Anonymous 0 Comments

There are often agreements between several airlines and countries allowing this.
The stopover Country gets money from landing fees, refueling may be required, so it is a win.

Anonymous 0 Comments

As long as the seats are bought and paid for, it doesn’t matter. A flight is a service, like a restaurant; the customer is allowed to choose what restaurant to go to, just like how they can choose what flight/airline they want to take to their destination.

Stopovers and layovers are common because it’s unlikely that every single person’s origin and destination has a flight going directly to/from those places. Let’s say someone is flying from a rural town in the middle of Kansas to Berlin, Germany. There’s no way that the rural Kansas airport will have the facilities to service an international jet capable of flying to Germany; nor would an airline set aside an international jet for this one person. So they might fly from rural Kansas to Chicago O’Hare International Airport, where there are a lot more people who might want to go to Berlin. Then they can pool all those passengers together and put them on an international jet from Chicago to Berlin. The stopover in Chicago hasn’t “stolen” Chicago passengers; it’s part of the system to get that Kansas passenger to Germany.

Anonymous 0 Comments

[It’s part of agreed upon methods of air travel. ](https://youtu.be/thqbjA2DC-E)

While now the flights may not physically need to stop, before they would.

Say a flight goes from India to the UK on British Airways. Endpoint in London.
If the plane needs fuel in Romania and stops, how is that any different than running a flight from Romania to London?
Or if a British flight from Berlin, to London, goes to New York, it technically is two segments that both have end points in London.

Instead of running 2 separate flights, if the plane is already heading that direction then the route can just have an end point in the destination country.

Freedom 5 and 6 of the international agreements of air travel outline the ability to do this as long as the route starts or ends in the home country.

Anonymous 0 Comments

They aren’t “stealing” passengers from the host country because the country doesn’t own those passengers.

In theory a country could refuse to let airlines from other countries land there but it would likely mean that those countries would do the same in reverse.

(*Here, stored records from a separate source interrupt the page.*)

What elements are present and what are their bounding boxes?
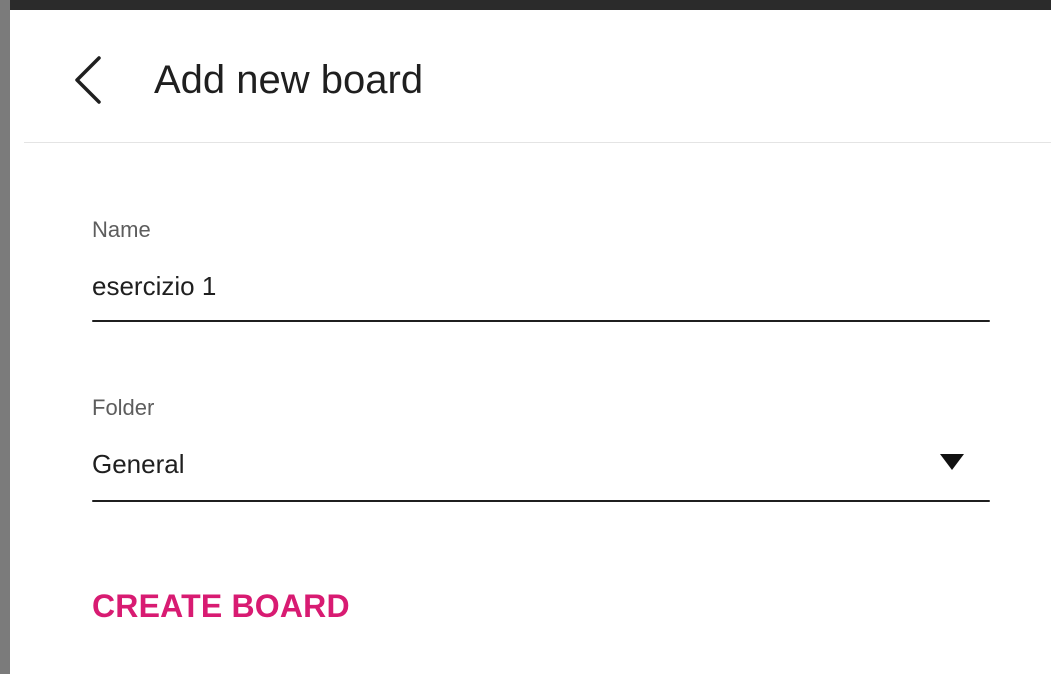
content-gutter bbox=[10, 10, 24, 674]
folder-select[interactable] bbox=[92, 440, 990, 502]
chevron-left-icon bbox=[75, 56, 101, 104]
name-input-underline bbox=[92, 320, 990, 322]
folder-select-underline bbox=[92, 500, 990, 502]
create-board-button[interactable]: CREATE BOARD bbox=[92, 586, 350, 626]
name-input-value[interactable]: esercizio 1 bbox=[92, 270, 216, 302]
window-top-border bbox=[0, 0, 1051, 10]
window-left-border bbox=[0, 0, 10, 674]
folder-field-label: Folder bbox=[92, 395, 155, 420]
page-title: Add new board bbox=[154, 58, 424, 102]
add-board-dialog: Add new board Name esercizio 1 Folder Ge… bbox=[0, 0, 1051, 674]
folder-select-value[interactable]: General bbox=[92, 448, 185, 480]
back-button[interactable] bbox=[68, 52, 108, 108]
triangle-down-icon[interactable] bbox=[938, 452, 966, 472]
header-bar: Add new board bbox=[24, 10, 1051, 143]
name-field-label: Name bbox=[92, 217, 151, 242]
name-input[interactable] bbox=[92, 262, 990, 322]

So the original country would have a monopoly on air travel but nowhere to go.

Additionally fewer countries these days have government owned airlines, so the airline is merely another private business. As long as the country gets whatever fees and taxes it requires it doesn’t matter which airline is transporting the passengers in and out.

Anonymous 0 Comments

It’s called a ‘fifth freedom’ flight. There are different levels of freedoms with regards to passenger traffic, these agreements are made between each country. It can make for some odd rules.

Japanese airlines can’t carry passengers from USA to Guam transiting via Japan, but US based airlines can.

Anonymous 0 Comments

Today we are capable of running long haul flights on routes like the UK to Australia with only a couple of stops for refueling thanks to planes like the Airbus A380 and Boeing 777, but this hasn’t always been the case, with older flights requiring many more stops on the way.

As such, limiting flights to only the local airline would price to be a complete nightmare, needing multiple airlines to complete a single route that you would need to switch between. The alternative was for the airlines to make various agreements allowing a carriers plane to use a foreign airport as a stop on certain routes – paying for access to the airports facilities and fuel as appropriate.

This won’t mean British Airways will be allowed to operate short haul Asian flights out of Changi airport in Singapore for example, as the local flights will still typically be limited to the local carriers, but they will be able to use it as a stop on a longer route.